The Content Data Context

This post is part of a series on learning how to use Entity Framework. The rest of the posts in the series are linked below.

Basics of Entity Framework

Code First

Database First


Recall from an earlier post how the DbContext class provides the framework to establish and maintain an open connection to the database. This class is typically extended with a custom context for the application, which allows the developer to add DbSet instances for all the types which are part of the application’s Entity Framework model. Each DbSet property is a collection of entity instances, one for each record in the database. The DbSet is an implementation of IDbSet, which in turn extends IQueryable and IEnumerable.

The DbContext primarily fulfils the following roles.

Querying

Provides an interface to convert statements from LINQ-to-Entities (using queries as well as method syntax) to the SQL syntax specific to the underlying database provider.

Object Materialisation

Converts database records from ADO.NET types such as DataSet to application-specific types through mapping rules.

Change Tracking

Tracks the state of newly created, modified or deleted entities for later committing to the database.

Persistence

Triggering INSERT, UPDATE or DELETE queries on changed entities when the SaveChanges method is called.

Caching

Provides a local, lightweight embedded store for recently retrieved entities to avoid repeated querying against the primary database.

Connecting to the Database

The DbContext class automatically creates a database whose name is derived from the fully-qualified name of the context class. However, this behaviour can be overridden by the programmer by passing a custom connection string, database name, or connection string name from the .config file associated with the running application.

The DbContext class has 7 variants of the constructor to provide different ways of establishing a connection to the database server. The default constructor triggers the behaviour described above.

The constructor variant that takes a string parameter can be used to specify any one of the following.

  1. A standard connection string.
  2. A name of a connection string declared in the configuration file (using the syntax “name=connectionString”).
  3. An Entity Framework connection string declared in the configuration file.
  4. A database name (which is sought on the server .\SQLEXPRESS by default).

Alternative constructors can accept DbConnection or ObjectContext instances instead of a string in order to work with already open connections.

Entity Collections

Records in the database tables are referenced through a DbSet instance, which is an implementation of the set abstract data type specifically designed for Entity Framework. A collection can be non-generic by using the System.Data.Entity.DbSet type, or generic through the use of System.Data.Entity.DbSet<TEntity> type.

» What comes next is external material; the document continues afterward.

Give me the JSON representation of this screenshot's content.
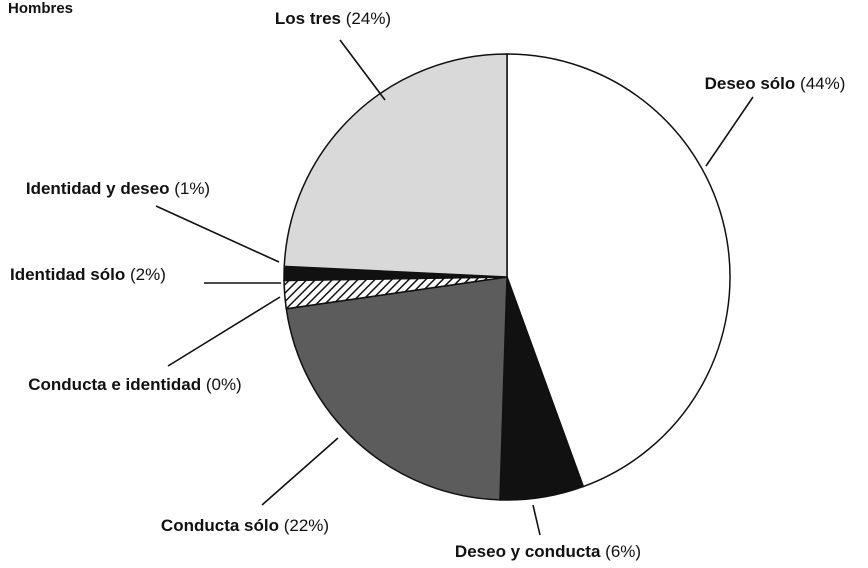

Collections of root entities are often exposed as DbSet properties of the application’s context class. But specific entity types can also be extracted from the database by using the Set method (or its generic variant) on the context.

The DbSet class exposes methods to perform your standard CRUD operations on the table. The most important methods are Create, Add, Find, Remove and Attach. You will notice that most of these methods are also available on the Set ADT, which the DbSet type is based on.

Create, Add and Attach sound similar in nature, but are quite different. The Create method instantiates an entity without adding it to the DbSet. The Add method is used to add the entity to the database and mark it for saving later. Finally, Attach adds an entity to the collection without marking it for saving. This is useful for adding temporary entities to read-only collections.

The revised ContentContext class for this application looks like this.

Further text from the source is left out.